Dan, your remark about whether "the Turf" marked a resurgence in liberal bohemian culture of people who just want to hang out and do stuff and come and go as they please without the Stasi logging every stick of gum they chew and taxing every overpriced can of soda they drink. I think the Turf did in fact mark such a resurgence, filling a clear void of the Vast Cultural Wasteland that is MoCo. And I think that's why the Turf is a thing of the past. Quite frankly, the culture of the CountyGovCorp(tm) is that of a bunch of devout single-mom Lutherans of the sort that think that any music written outside of a monastary, or much after the early days of the Reformation, is clearly the work of the Devil, and serves only to lead children astray from the lives planned since before their birth by the wise Calvinists who alone are qualified to know what anyone should want, think, say, or do.

But I'm not a Calvinist nor do I accept their primacy, and the sourpuss constipated termagants turning my tax dollar into "recreation centers" that have more security and less enjoyability than prison pre-release centers, they're not serving me or anyone else in the way that a lot of people want to get served.

I am in fact a beer drinking pagan who likes rock-n-roll and barbeque and smokin' guitar work and drums that go bang boom crash while people stand in line for the keg down at the park on a Saturday evening after a parade and a ball game, and as a dirty old man nothing makes me happier than to see the young girls dragging their boyfriends away from the party to go find someplace a little more private. To me, that's what the USA is all about. And to a lot of Americans whether they were born here or not, that's why people exist, to live life as it's meant to be lived, living alive.

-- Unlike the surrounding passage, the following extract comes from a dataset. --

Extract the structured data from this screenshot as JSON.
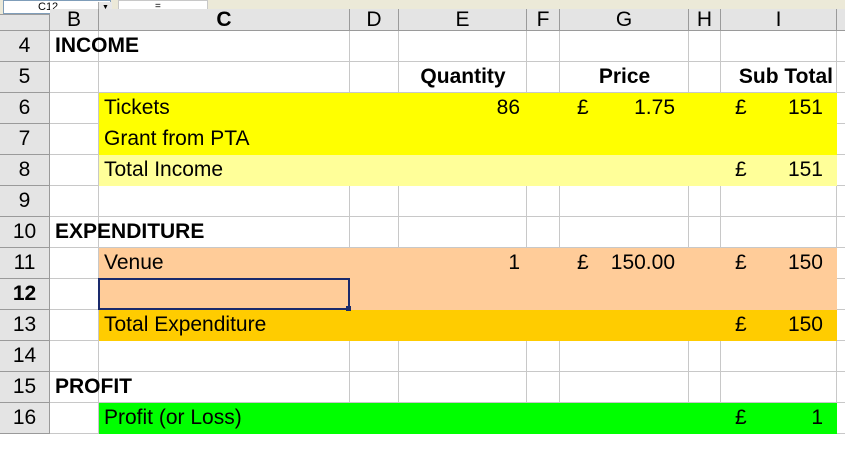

And the county ain't havin' none o' that, thanks. You must be managed. You must be taxed. Joy is as illegal as rage. Show me some ID. Zombies will do as they're told and move from pen to pen and shall not wander the streets and being zombies they will like it as much as they like anything. Oh noes! did I see a smile? How did a live one get in here?

WashingtonGardener said...

You can STILL rent the MoCo rec centers for a nominal fee - friends and I do it all the time for various night meetings and parties.

If kids with garage bands aren't doing that anymore - it is not due to the Moco "nanny state" - maybe more like lack of initiative.

There is a lively house-concert circuit here in the downcounty. I've attended a few - one was a young punk bad, the others were older folk groups. Neither really my scene - but threw in a few bucks to show support. Think you just have to get onto the right lists or MySpace pages to get invites to those smaller events.